Trader Tardigrade says Bitcoin pullback may have bottomed after monthly RSI breakdown
Bitcoin may have hit the low point of its latest pullback after a breakdown in the monthly relative strength index, according to crypto trader Trader Tardigrade, who posts as @TATrader_Alan on X.
Bitcoin / U.S. Dollar · 1M · INDEX. Source / creator: Trader Tardigrade
In a chart shared with the claim, Bitcoin’s BTCUSD monthly price action appears inside a sequence the trader labels as “impulsive moves” followed by a “pullback.” The graphic highlights two prior “RSI breakdown” moments and marks each pullback as lasting “12 bars,” or about 12 months on the monthly timeframe.
Trader Tardigrade wrote that Bitcoin “may have reached the bottom of its current pullback over the past 12 months” following the RSI breakdown. He added that “the next impulsive move is imminent,” framing the setup as a possible shift from pullback conditions back to trend movement on the monthly chart.
More Crypto Online flags possible Bitcoin top, watches $73,800 for one more high
Bitcoin may have formed a short term price top in wave 5 of (3), according to market analyst More Crypto Online, who posts as @Morecryptoonl on X.
In a TradingView chart labeled BTCUSD on the 15 minute timeframe, the analyst mapped an Elliott Wave structure and said the latest push higher could already mark the peak of the current advance. However, he said he wants to see one more high to confirm a clean five wave move to the upside. He pointed to $73,800 as the preferred level for that final push.
BTCUSD Bitcoin U.S. Dollar 15m INDEX. Source: More Crypto Online (@Morecryptoonl)

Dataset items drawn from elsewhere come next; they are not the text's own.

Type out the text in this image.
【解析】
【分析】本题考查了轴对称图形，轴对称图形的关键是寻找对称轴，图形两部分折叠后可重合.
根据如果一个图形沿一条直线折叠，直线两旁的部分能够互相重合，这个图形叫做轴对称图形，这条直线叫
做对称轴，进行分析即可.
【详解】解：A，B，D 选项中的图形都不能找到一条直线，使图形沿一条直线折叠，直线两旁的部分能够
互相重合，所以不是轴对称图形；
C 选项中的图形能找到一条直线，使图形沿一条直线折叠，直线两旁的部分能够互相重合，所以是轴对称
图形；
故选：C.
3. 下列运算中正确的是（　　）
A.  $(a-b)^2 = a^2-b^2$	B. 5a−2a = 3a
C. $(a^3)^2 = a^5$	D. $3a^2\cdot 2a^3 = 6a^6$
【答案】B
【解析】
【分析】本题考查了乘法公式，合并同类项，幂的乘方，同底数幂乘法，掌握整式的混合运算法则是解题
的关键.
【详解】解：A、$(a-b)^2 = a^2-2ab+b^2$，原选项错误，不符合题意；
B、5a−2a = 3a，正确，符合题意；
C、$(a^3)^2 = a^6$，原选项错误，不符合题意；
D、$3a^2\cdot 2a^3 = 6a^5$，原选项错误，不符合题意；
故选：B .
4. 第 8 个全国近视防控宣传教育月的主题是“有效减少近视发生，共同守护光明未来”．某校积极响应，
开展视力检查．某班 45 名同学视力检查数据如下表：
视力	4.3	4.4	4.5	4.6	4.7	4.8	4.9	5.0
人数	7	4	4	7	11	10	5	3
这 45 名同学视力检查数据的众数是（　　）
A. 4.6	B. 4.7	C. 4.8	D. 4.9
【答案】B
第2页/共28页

The chart also shows price stalling near a local resistance band while holding above a rising support line from the recent low. As a result, the structure suggests momentum has slowed after a strong rebound. At the same time, the wave count places the market late in the current sequence, which raises the risk of a pause or a pullback if the next push fails to extend.
Fibonacci retracement zones on the chart mark nearby downside areas if price rolls over. The 23.6% level sits near $69,720, followed by the 38.2% level near $68,535 and the 50% level near $67,593. Those zones frame potential reaction areas during any short term retracement before the broader structure resolves.